Bronchodilators should not be used as the sole or main drug in the treatment of patients with severe or unstable asthma. In severe asthma, regular assessment of the condition is necessary, including lung function tests, as patients are at risk of severe attacks and even death. If treatment becomes ineffective, patients should seek medical attention.

The dose or frequency of use should be increased only on the recommendation of a doctor.

Salbutamol causes peripheral vasodilation, which may be accompanied by reflex tachycardia and increased cardiac output or thyrotoxicosis. Use with caution in patients suffering from angina pectoris, severe forms of tachycardia or thyrotoxicosis.

Like other beta-adrenergic receptor agonists, Salbutamol can cause reversible metabolic changes, such as increased blood glucose concentration. Patients with diabetes may be unable to compensate for the increase in blood glucose concentration, and ketoacidosis has been reported in such patients.

Effect on ability to drive vehicles and operate machinery

Given the side effect profile (dizziness, drowsiness and others), it is recommended to refrain from driving vehicles and operating machinery, and from engaging in other potentially hazardous activities that require increased concentration and speed of psychomotor reactions during treatment.

Drug Interactions

Theophylline and other xanthines, when used concomitantly, increase the likelihood of tachyarrhythmias.

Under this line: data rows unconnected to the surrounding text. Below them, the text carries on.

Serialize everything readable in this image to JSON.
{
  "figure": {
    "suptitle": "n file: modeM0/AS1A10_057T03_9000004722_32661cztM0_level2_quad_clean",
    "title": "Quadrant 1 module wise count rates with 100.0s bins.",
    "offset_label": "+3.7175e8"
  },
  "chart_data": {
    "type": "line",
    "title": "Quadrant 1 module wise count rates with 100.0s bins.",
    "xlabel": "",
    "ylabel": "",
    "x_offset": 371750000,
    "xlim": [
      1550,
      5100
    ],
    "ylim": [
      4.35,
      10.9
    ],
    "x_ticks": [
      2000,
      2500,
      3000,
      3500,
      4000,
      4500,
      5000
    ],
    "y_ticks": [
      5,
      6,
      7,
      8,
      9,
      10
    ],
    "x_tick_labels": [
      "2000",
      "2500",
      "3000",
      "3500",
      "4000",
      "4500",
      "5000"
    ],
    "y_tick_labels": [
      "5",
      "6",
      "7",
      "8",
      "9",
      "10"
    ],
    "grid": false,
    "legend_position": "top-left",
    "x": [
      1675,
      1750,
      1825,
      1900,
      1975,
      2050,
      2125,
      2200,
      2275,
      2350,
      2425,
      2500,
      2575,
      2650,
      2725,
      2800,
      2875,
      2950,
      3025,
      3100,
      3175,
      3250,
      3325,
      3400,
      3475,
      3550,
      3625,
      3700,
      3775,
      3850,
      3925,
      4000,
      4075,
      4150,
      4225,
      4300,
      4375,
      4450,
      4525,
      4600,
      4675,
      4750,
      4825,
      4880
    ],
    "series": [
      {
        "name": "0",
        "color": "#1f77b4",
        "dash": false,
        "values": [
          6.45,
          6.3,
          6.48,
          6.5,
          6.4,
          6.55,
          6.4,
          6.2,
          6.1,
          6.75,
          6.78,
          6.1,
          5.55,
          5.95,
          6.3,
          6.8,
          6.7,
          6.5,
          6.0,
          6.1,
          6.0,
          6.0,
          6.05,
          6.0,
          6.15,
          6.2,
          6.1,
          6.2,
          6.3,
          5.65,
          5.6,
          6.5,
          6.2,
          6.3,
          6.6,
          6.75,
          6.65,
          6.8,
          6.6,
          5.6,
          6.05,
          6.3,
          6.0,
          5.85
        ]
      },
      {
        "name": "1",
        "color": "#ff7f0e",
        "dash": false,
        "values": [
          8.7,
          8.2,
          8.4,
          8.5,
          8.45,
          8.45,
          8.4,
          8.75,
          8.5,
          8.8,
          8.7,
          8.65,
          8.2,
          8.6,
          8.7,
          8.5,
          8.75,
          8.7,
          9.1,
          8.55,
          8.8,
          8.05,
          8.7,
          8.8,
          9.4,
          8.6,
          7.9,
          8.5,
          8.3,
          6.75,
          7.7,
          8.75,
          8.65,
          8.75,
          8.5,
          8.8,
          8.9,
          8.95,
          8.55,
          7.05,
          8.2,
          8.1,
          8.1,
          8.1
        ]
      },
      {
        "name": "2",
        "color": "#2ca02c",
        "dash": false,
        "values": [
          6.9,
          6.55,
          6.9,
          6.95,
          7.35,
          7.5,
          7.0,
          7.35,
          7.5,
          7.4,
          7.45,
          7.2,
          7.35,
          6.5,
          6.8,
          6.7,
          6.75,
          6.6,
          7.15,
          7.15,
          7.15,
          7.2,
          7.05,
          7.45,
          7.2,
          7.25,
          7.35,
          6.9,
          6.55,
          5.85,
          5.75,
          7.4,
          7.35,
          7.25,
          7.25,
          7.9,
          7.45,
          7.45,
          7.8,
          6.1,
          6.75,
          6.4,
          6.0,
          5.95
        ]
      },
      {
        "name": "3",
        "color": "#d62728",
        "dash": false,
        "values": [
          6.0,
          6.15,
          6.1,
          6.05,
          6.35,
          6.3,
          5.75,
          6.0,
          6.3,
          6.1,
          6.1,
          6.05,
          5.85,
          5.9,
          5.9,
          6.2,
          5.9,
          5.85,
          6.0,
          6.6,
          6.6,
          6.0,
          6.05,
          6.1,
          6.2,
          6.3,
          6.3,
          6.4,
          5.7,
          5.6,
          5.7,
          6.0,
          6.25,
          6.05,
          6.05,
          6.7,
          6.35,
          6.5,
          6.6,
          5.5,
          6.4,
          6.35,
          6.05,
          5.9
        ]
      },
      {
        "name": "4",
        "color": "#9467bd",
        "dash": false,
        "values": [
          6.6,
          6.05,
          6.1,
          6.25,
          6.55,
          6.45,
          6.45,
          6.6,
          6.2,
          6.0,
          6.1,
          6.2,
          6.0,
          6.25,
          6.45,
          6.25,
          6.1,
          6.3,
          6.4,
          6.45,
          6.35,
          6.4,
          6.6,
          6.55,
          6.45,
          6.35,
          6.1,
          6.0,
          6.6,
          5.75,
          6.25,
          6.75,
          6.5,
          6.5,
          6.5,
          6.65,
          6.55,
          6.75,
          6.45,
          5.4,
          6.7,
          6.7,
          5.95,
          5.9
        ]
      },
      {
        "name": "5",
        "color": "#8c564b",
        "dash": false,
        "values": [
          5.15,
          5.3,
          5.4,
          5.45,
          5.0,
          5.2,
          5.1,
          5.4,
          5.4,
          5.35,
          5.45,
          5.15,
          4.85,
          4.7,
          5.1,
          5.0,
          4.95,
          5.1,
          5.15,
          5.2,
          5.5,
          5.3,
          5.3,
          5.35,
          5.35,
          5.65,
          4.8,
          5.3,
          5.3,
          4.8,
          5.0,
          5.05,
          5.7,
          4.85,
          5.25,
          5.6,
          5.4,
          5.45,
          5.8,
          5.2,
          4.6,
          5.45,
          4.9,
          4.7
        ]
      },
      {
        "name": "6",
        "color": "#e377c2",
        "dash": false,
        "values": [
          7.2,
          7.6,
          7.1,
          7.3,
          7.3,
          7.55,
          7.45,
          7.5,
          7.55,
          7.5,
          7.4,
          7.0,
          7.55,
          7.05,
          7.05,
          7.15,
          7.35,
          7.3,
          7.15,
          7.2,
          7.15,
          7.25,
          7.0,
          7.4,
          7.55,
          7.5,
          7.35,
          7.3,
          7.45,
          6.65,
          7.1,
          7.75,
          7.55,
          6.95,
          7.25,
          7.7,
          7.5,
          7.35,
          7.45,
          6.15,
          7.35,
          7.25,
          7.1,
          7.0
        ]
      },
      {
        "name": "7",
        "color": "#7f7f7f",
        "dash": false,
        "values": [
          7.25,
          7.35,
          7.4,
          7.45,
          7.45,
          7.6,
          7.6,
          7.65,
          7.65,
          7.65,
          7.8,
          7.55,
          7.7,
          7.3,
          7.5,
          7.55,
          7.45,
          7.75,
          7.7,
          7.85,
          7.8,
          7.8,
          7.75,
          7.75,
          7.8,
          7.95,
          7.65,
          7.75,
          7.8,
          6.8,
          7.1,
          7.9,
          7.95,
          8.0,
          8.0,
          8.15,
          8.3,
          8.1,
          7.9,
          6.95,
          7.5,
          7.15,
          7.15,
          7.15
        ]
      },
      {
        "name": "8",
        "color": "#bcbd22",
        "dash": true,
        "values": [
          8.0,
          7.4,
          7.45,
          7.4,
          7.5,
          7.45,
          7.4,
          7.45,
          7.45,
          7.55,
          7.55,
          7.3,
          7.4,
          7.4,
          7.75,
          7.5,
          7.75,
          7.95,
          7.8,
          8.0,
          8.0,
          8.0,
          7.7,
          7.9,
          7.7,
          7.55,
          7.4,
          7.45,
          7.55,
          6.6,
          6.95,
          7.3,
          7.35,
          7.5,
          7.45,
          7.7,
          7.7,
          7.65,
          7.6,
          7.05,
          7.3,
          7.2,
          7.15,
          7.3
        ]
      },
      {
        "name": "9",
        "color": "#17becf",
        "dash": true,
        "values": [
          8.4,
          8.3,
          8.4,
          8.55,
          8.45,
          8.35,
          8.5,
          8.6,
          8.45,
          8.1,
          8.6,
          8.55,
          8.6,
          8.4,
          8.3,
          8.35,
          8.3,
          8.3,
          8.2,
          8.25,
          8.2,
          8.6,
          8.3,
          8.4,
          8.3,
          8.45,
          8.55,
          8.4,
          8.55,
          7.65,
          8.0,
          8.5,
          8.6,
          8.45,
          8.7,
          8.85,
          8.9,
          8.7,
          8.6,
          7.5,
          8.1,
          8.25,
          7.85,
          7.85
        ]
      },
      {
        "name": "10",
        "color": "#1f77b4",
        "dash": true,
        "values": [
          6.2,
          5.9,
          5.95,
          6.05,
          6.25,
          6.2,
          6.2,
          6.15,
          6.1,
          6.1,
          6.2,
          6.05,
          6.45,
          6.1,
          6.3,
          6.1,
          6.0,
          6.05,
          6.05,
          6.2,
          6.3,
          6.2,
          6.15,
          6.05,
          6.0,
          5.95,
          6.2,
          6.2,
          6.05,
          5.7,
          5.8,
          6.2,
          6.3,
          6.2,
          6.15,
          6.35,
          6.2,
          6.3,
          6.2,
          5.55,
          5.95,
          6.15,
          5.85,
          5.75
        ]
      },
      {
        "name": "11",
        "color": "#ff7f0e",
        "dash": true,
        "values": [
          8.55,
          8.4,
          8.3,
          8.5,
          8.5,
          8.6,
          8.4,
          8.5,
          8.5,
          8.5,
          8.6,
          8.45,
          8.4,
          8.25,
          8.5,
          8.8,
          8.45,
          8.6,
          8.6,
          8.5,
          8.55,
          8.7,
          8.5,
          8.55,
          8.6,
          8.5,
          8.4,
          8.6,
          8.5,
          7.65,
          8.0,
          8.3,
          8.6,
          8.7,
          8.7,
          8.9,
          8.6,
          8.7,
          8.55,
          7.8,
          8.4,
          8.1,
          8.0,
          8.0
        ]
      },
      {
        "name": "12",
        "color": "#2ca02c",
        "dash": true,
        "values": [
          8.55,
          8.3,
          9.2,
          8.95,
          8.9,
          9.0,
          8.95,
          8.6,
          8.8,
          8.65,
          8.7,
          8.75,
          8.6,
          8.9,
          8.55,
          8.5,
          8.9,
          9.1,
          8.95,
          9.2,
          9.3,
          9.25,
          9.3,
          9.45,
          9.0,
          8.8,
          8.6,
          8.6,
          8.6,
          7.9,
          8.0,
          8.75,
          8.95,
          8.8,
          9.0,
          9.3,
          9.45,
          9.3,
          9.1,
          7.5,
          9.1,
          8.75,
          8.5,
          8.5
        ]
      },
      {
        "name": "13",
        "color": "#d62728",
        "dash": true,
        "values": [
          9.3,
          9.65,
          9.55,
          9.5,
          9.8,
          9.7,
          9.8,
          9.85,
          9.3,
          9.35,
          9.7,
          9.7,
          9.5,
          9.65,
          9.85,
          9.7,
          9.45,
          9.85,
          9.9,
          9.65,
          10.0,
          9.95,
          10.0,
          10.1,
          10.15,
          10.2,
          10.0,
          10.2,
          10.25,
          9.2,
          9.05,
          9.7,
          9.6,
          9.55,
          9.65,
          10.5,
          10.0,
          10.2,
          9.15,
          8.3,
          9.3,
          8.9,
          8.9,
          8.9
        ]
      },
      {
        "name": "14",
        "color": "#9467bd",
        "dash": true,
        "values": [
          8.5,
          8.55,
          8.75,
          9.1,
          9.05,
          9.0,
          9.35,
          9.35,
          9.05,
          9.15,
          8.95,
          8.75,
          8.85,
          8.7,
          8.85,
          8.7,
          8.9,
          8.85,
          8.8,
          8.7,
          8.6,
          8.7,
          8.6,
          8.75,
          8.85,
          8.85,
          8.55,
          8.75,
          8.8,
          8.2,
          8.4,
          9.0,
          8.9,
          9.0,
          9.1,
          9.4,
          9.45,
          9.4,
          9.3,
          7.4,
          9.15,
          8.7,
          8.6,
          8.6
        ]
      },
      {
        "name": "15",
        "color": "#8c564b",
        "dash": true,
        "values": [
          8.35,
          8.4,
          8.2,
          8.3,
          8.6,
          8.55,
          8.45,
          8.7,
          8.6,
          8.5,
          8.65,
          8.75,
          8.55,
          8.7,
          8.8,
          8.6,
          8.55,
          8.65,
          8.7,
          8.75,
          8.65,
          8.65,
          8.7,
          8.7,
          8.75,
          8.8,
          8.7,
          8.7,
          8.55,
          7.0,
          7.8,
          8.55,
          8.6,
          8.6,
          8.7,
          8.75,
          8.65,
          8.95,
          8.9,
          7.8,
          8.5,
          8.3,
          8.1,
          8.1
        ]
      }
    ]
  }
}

The Salbutamol included in the combination is not recommended for patients who are taking MAO inhibitors and/or tricyclic antidepressants.

Use with caution concomitantly with anesthetic agents such as chloroform, cyclopropane, halothane and other halogen-containing drugs.

It is not recommended to use this combination simultaneously with non-selective beta-adrenergic receptor blockers, such as propranolol.

Diuretics and corticosteroids enhance the hypokalemic effect of salbutamol.

Concomitant administration with drugs containing codeine and other antitussives makes it difficult to discharge liquefied sputum.

The Bromhexine contained in the drug promotes the penetration of antibiotics into the lung tissue.

Storage Conditions

Store at 2°C (36°F) to 25°C (77°F). Keep in original packaging, protected from light. Keep out of reach of children.

Dispensing Status

Rx Only

Important Safety Information

This information is for educational purposes only and does not replace professional medical advice. Always consult your doctor before use. Dosage and side effects may vary. Use only as prescribed.